Micropitting Damage Mechanism on Hardened and Tempered, Nitrided, and Carburizing Steels

A deep comprehension of the damage mechanisms involved in contact fatigue is basic to optimize materials and heat treatments for specific applications. In this work, rolling disc-on-disc contact fatigue tests have been performed on three different materials: a hardened and tempered UNI EN 42CrMo4, a nitrided UNI EN 42CrMo4 steel, and a carburized UNI EN 18NiCrMo5 steel. The test method adopted was optimized to better realize such conditions able to develop micropitting on different materials. The main aim of this test campaign was to investigate and compare damage on surface, in terms of initiating and propagating mechanisms.

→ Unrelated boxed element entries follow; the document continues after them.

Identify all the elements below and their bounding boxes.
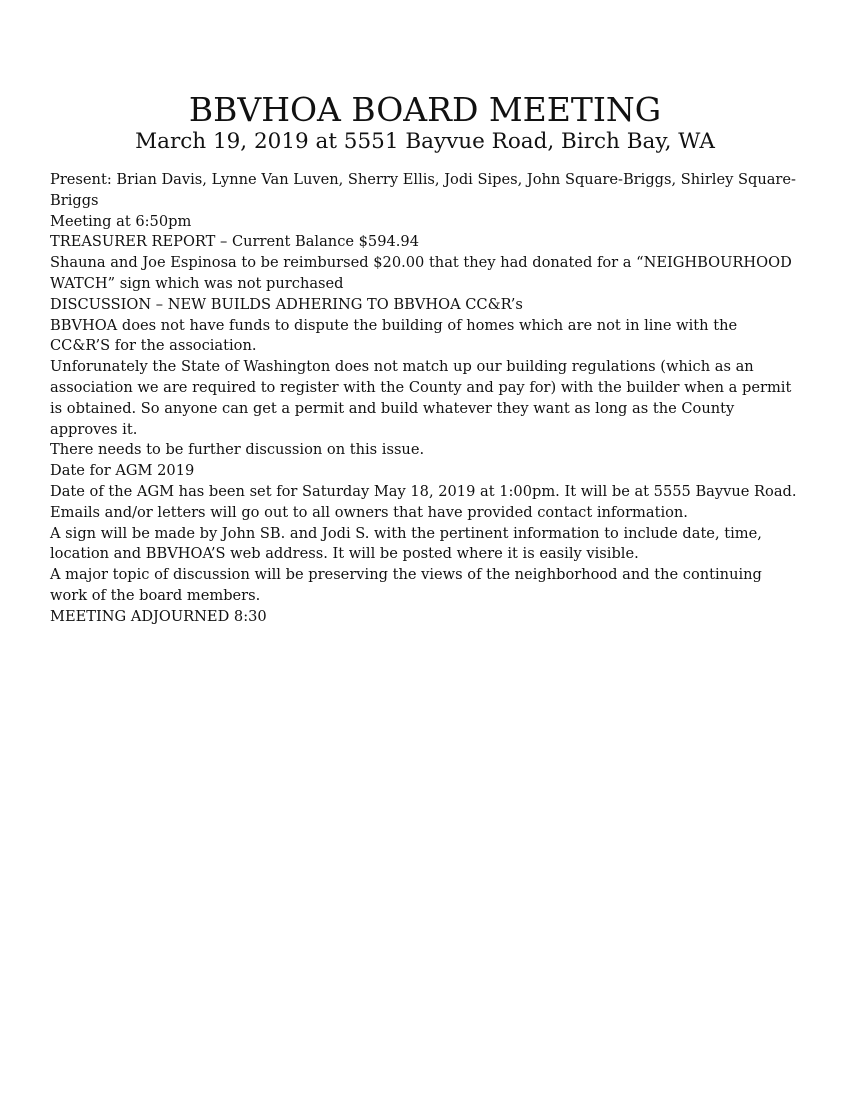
document-title: BBVHOA BOARD MEETING: [188, 90, 662, 129]
document-body: [50, 170, 800, 628]
reimbursement-paragraph: Shauna and Joe Espinosa to be reimbursed $20.00 that they had donated for a “NEIGHBOURHOOD WATCH” sign which was not purchased: [50, 254, 792, 292]
treasurer-report-heading: TREASURER REPORT – Current Balance $594.94: [50, 233, 419, 251]
discussion-heading: DISCUSSION – NEW BUILDS ADHERING TO BBVHOA CC&R’s: [50, 295, 523, 313]
regulations-paragraph: Unforunately the State of Washington does not match up our building regulations (which as an association we are required to register with the County and pay for) with the builder when a permit is obtained. So anyone can get a permit and build whatever they want as long as the County approves it.: [50, 358, 792, 438]
document-subtitle: March 19, 2019 at 5551 Bayvue Road, Birch Bay, WA: [135, 129, 715, 154]
sign-paragraph: A sign will be made by John SB. and Jodi S. with the pertinent information to include date, time, location and BBVHOA’S web address. It will be posted where it is easily visible.: [50, 524, 762, 563]
agm-heading: Date for AGM 2019: [50, 462, 195, 480]
views-paragraph: A major topic of discussion will be preserving the views of the neighborhood and the continuing work of the board members.: [50, 566, 762, 604]
adjourned-line: MEETING ADJOURNED 8:30: [50, 607, 267, 625]
document-header: [0, 92, 850, 156]
attendees-line: Present: Brian Davis, Lynne Van Luven, Sherry Ellis, Jodi Sipes, John Square-Briggs, Shirley Square-Briggs: [50, 171, 796, 209]
further-discussion-paragraph: There needs to be further discussion on this issue.: [50, 441, 425, 459]
meeting-start-line: Meeting at 6:50pm: [50, 212, 192, 230]
agm-date-paragraph: Date of the AGM has been set for Saturday May 18, 2019 at 1:00pm. It will be at 5555 Bayvue Road. Emails and/or letters will go out to all owners that have provided contact information.: [50, 482, 797, 521]
funds-paragraph: BBVHOA does not have funds to dispute the building of homes which are not in line with the CC&R’S for the association.: [50, 316, 738, 355]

Extensive microfractographic analyses were performed on the damaged samples by the use of a scanning electronic microscope (SEM). For hardened and tempered steel, failure mode was micropitting, started from surface, but evolved into pitting because of crack path extending more deeply beneath the surface. Pits always originated on top surface and propagated as like a common fatigue crack. In the case of carburized steel, micropitting initiated at oxides at most surface grain boundaries, i.e., those sites characterized by greatest brittleness. Superficial cracks initiated and propagated inside the white layer for the nitrided steel. Once initiated, micropits may develop. Damaging rate can significantly increase by coalescence of small closest pits into a larger crater so much that micropitting phenomena do not arrest, but it can degenerate into destructive pitting and spalling. Significant differences, however, exist for ductile surface or hardened one.